“Ha acquistato il libro? Se lo acquista, può farne ciò che vuole”, altrimenti
A chi appartiene in toto un romanzo? A chi lo scrive, alla casa editrice che lo pubblica, a chi lo legge o a chi lo recensisce?
Qualcuno sostiene che nel momento stesso in cui diventa pubblico, un libro taglia per sempre il cordone ombelicale che lo lega al o alla partoriente e diventa proprietà di chi ne usufruisce, in qualsivoglia modo.
Sono ormai cinque anni che mi occupo della pagina de IL FONT dedicata ai libri, ho espresso, motivandoli sempre, giudizi sia positivi che negativi, ho avuto il piacere di essere contattata da autori che avevano letto nelle mie parole il senso del loro scrivere, ho tenuto numerose presentazioni pubbliche mai pilotate da autori o editori e poi ho letto, letto, letto, per aggiornamento professionale o per puro diletto.
La protesta di una casa editrice
A fronte di questa premessa, mi trovo a dover affrontare, per la prima volta, un’esperienza di tentata censura da parte di una casa editrice, piccata per aver letto una recensione non positiva relativa ad un suo autore.

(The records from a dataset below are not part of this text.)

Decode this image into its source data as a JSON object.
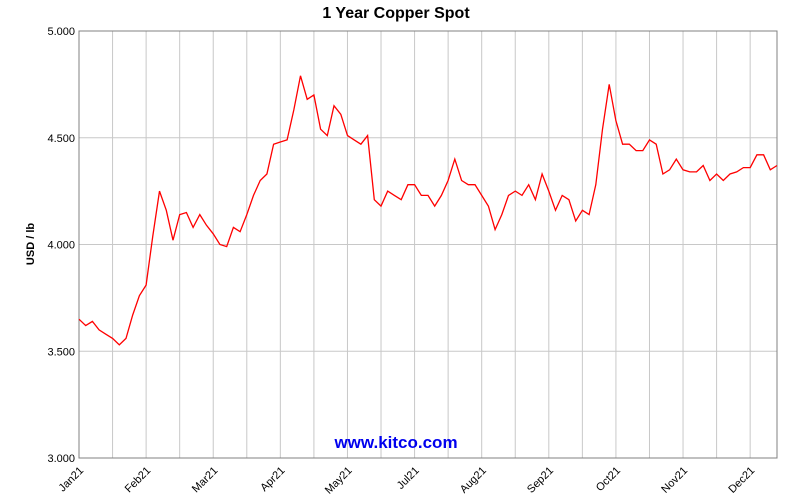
{
  "chart_data": {
    "type": "line",
    "title": "1 Year Copper Spot",
    "y_label": "USD / lb",
    "watermark": "www.kitco.com",
    "categories": [
      "Jan21",
      null,
      null,
      null,
      null,
      null,
      null,
      null,
      null,
      null,
      "Feb21",
      null,
      null,
      null,
      null,
      null,
      null,
      null,
      null,
      null,
      "Mar21",
      null,
      null,
      null,
      null,
      null,
      null,
      null,
      null,
      null,
      "Apr21",
      null,
      null,
      null,
      null,
      null,
      null,
      null,
      null,
      null,
      "May21",
      null,
      null,
      null,
      null,
      null,
      null,
      null,
      null,
      null,
      "Jul21",
      null,
      null,
      null,
      null,
      null,
      null,
      null,
      null,
      null,
      "Aug21",
      null,
      null,
      null,
      null,
      null,
      null,
      null,
      null,
      null,
      "Sep21",
      null,
      null,
      null,
      null,
      null,
      null,
      null,
      null,
      null,
      "Oct21",
      null,
      null,
      null,
      null,
      null,
      null,
      null,
      null,
      null,
      "Nov21",
      null,
      null,
      null,
      null,
      null,
      null,
      null,
      null,
      null,
      "Dec21",
      null,
      null,
      null,
      null
    ],
    "series": [
      {
        "color": "#ff0000",
        "values": [
          3.65,
          3.62,
          3.64,
          3.6,
          3.58,
          3.56,
          3.53,
          3.56,
          3.67,
          3.76,
          3.81,
          4.04,
          4.25,
          4.16,
          4.02,
          4.14,
          4.15,
          4.08,
          4.14,
          4.09,
          4.05,
          4.0,
          3.99,
          4.08,
          4.06,
          4.14,
          4.23,
          4.3,
          4.33,
          4.47,
          4.48,
          4.49,
          4.63,
          4.79,
          4.68,
          4.7,
          4.54,
          4.51,
          4.65,
          4.61,
          4.51,
          4.49,
          4.47,
          4.51,
          4.21,
          4.18,
          4.25,
          4.23,
          4.21,
          4.28,
          4.28,
          4.23,
          4.23,
          4.18,
          4.23,
          4.3,
          4.4,
          4.3,
          4.28,
          4.28,
          4.23,
          4.18,
          4.07,
          4.14,
          4.23,
          4.25,
          4.23,
          4.28,
          4.21,
          4.33,
          4.25,
          4.16,
          4.23,
          4.21,
          4.11,
          4.16,
          4.14,
          4.28,
          4.54,
          4.75,
          4.58,
          4.47,
          4.47,
          4.44,
          4.44,
          4.49,
          4.47,
          4.33,
          4.35,
          4.4,
          4.35,
          4.34,
          4.34,
          4.37,
          4.3,
          4.33,
          4.3,
          4.33,
          4.34,
          4.36,
          4.36,
          4.42,
          4.42,
          4.35,
          4.37
        ]
      }
    ],
    "ylim": [
      3,
      5
    ],
    "yticks": [
      {
        "value": 3,
        "label": "3.000"
      },
      {
        "value": 3.5,
        "label": "3.500"
      },
      {
        "value": 4,
        "label": "4.000"
      },
      {
        "value": 4.5,
        "label": "4.500"
      },
      {
        "value": 5,
        "label": "5.000"
      }
    ],
    "grid": true
  }
}
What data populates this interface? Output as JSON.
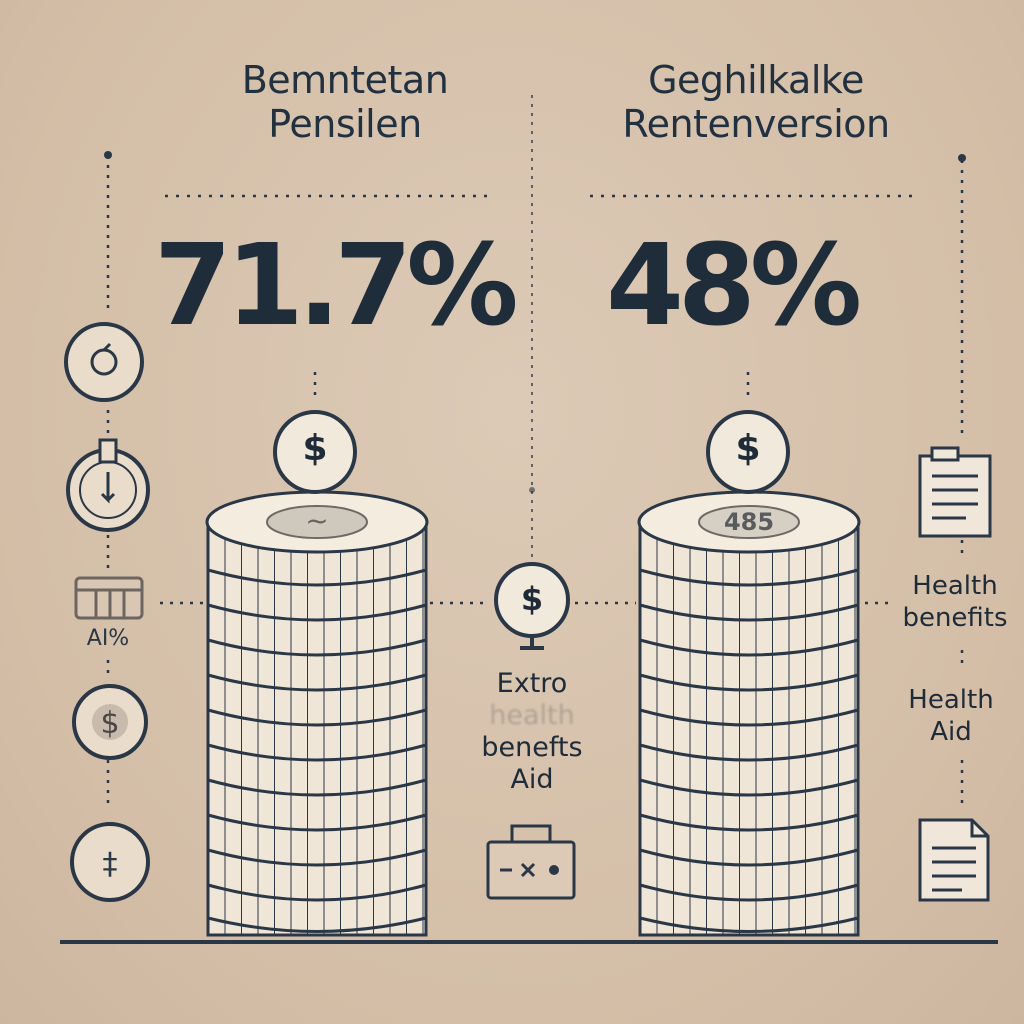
{
  "left": {
    "title_line1": "Bemntetan",
    "title_line2": "Pensilen",
    "percent": "71.7%",
    "top_coin_symbol": "$",
    "side_label": "AI%"
  },
  "middle": {
    "coin_symbol": "$",
    "label_line1": "Extro",
    "label_line2": "health",
    "label_line3": "benefts",
    "label_line4": "Aid"
  },
  "right": {
    "title_line1": "Geghilkalke",
    "title_line2": "Rentenversion",
    "percent": "48%",
    "top_coin_symbol": "$",
    "stack_top_label": "485",
    "label_a_line1": "Health",
    "label_a_line2": "benefits",
    "label_b_line1": "Health",
    "label_b_line2": "Aid"
  },
  "colors": {
    "background": "#d8c4ae",
    "ink": "#1e2b38",
    "coin_face": "#f1e9dc"
  },
  "icons": {
    "left_column": [
      "clock-coin-icon",
      "power-coin-icon",
      "bank-building-icon",
      "dollar-coin-icon",
      "currency-coin-icon"
    ],
    "middle": [
      "dollar-badge-icon",
      "medical-briefcase-icon"
    ],
    "right_column": [
      "document-list-icon",
      "document-list-icon"
    ]
  }
}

La responsabile della piccola casa editrice si rivolge al giornale, che ha ruolo di interposta persona, una serie di critiche, legate tra loro da un termine comune: scorrettezza.
Sinceramente, non mi riconosco in questo giudizio, dal momento che quanto scritto nella recensione è dimostrabile, non determinato da una vaga percezione soggettiva.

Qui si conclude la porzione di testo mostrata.